L’Italia frena ancora, ma i consumi risalgono

Il secondo trimestre 2009 potrebbe aver davvero segnato il momento di passaggio dalla picchiata recessiva al periodo della stabilizzazione che precede la ripresa vera e propria. Sarà un recupero lento, non privo di ostacoli e con l’handicap della disoccupazione, come da qualche tempo sostengono tutti: dal Fondo monetario internazionale al presidente di Confindustria, Emma Marcegaglia; dall’Ocse fino alla Bce, che nel Bollettino mensile diffuso ieri ha ribadito la cautela espressa la scorsa settimana da Jean-Claude Trichet su tempi e natura della recovery. «Si è fermata la caduta - ha detto ieri il premier, Silvio Berlusconi - . Siamo in un momento che non ha ancora dato la ripresa, ma contiamo su tutti i governi di dare un forte impulso a questa ripresa affinché non sia una ripresa lenta».

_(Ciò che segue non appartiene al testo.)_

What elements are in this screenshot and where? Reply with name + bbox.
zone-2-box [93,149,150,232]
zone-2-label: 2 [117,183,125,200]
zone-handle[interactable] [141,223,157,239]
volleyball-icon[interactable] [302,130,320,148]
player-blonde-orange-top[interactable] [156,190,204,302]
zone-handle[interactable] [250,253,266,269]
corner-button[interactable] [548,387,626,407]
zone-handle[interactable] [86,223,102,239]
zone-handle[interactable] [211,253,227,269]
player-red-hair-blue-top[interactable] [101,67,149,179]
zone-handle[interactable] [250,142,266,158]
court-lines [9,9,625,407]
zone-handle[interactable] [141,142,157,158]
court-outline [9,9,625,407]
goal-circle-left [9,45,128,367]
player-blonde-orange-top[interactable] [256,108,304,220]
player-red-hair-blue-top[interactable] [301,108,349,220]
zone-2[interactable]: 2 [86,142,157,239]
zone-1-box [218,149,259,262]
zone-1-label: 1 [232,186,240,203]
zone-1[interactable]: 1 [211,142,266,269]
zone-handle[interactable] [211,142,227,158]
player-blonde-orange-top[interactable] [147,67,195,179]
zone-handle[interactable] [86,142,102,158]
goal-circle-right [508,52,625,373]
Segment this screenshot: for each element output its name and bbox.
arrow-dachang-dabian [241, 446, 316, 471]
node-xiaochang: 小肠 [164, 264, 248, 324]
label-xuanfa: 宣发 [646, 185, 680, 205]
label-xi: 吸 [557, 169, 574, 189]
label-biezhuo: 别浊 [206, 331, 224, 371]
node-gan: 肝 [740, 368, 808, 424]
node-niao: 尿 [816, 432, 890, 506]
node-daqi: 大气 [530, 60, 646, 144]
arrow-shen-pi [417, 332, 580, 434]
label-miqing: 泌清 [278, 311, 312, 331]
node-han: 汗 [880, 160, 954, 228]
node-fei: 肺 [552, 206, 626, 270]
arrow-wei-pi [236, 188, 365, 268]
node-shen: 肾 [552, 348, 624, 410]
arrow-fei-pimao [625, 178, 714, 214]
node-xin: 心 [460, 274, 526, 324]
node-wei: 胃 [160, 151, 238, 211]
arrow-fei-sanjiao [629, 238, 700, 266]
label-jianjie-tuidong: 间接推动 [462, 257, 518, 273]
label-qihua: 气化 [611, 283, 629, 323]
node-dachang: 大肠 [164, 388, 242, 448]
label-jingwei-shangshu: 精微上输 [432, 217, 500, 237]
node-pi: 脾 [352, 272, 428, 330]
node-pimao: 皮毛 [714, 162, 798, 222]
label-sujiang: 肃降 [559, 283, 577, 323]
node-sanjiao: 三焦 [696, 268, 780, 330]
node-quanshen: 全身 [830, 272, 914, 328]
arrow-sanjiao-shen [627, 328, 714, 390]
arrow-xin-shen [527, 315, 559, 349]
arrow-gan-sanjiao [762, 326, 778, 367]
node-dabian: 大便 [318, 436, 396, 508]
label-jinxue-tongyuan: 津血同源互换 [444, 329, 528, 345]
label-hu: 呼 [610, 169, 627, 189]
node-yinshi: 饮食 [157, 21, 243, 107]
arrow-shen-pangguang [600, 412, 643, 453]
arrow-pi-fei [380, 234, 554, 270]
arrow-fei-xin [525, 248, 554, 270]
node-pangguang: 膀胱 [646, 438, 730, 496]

Le parole del presidente del Consiglio sono giunte in concomitanza con i dati definitivi diffusi dall’Istat sul secondo trimestre, periodo in cui il Pil italiano si è contratto dello 0,5% dopo il -2,7% accusato nel primo quarto dell’anno. Su base annua la diminuzione è del 6%, invariata rispetto a gennaio-marzo, mentre è pari al 5,1% qualora nei prossimi due trimestri la variazione fosse nulla. L’andamento, inutile nasconderlo, è il peggiore dal 1980 e colloca la penisola sotto la media europea sia congiunturale (-0,1%), sia tendenziale (-4,7%). Ma il dato contiene anche un elemento positivo come la crescita dei consumi (+0,3%), anche se l’incremento è legato soprattutto agli incentivi per la rottamazione dell’auto. A sorpresa, infatti, la spesa pubblica è aumentata dell’1,3%. Non succedeva da anni.
L’attesa si sposta ora sullo stato di salute dell’economia nel terzo trimestre, dal quale potrebbero emergere elementi di stabilizzazione tali da riportare il calo congiunturale più vicino alle proiezioni governative e dell’Ocse (-5,2%), se non addirittura a quelle di Moody’s (-4,4%). Molto dipenderà da un consolidamento dei consumi delle famiglie e, soprattutto, da un miglioramento dell’export, ancora sofferente a fine giugno per la caduta della domanda mondiale.
Per la ripresa bisognerà tuttavia aspettare l’anno prossimo. Le stime più recenti non vanno comunque oltre lo 0,8% della Confindustria, segno di una dinamica ancora tiepida. La stessa Bce parla di una ripresa che «dovrebbe risultare non uniforme, data la natura temporanea di alcuni fattori favorevoli, e alquanto fiacca, considerata la debolezza dell’attività mondiale e l’alto grado di incertezza». Se nel 2009 la contrazione del Pil della euro zona dovrebbe essere compresa tra il 4,4 e il 3,8%, nel 2010 la forbice andrà da un -0,5 a un +0,9%. L’Eurotower non sembra peraltro confidare molto in un aumento dei consumi: nonostante l’inflazione bassa, il tasso crescente di disoccupazione (9,5% in luglio) condizionerà le abitudini di spesa. Sarà invece il recupero delle esportazioni, grazie a una domanda estera più forte del previsto, a sorreggere l’economia. Proprio in ragione di una ripresa a scartamento ridotto, la posizione sull’exit strategy rimane ferma: non è ancora il momento di rimuovere le misure di stimolo, ha ribadito ieri Axel Weber, membro tedesco del board Bce.
Diversa la posizione degli Usa.

Secondo la Casa Bianca, grazie agli aiuti federali sono stati creati un milione e 100mila posti (ma i senza lavoro restano un serio problema) e la crescita economica sarà del 3% nell’ultimo trimestre. «Entrando in questa nuova fase - ha detto il segretario al Tesoro, Tim Geithner - dobbiamo ridurre alcune delle misure straordinarie adottate per sostenere il sistema finanziario».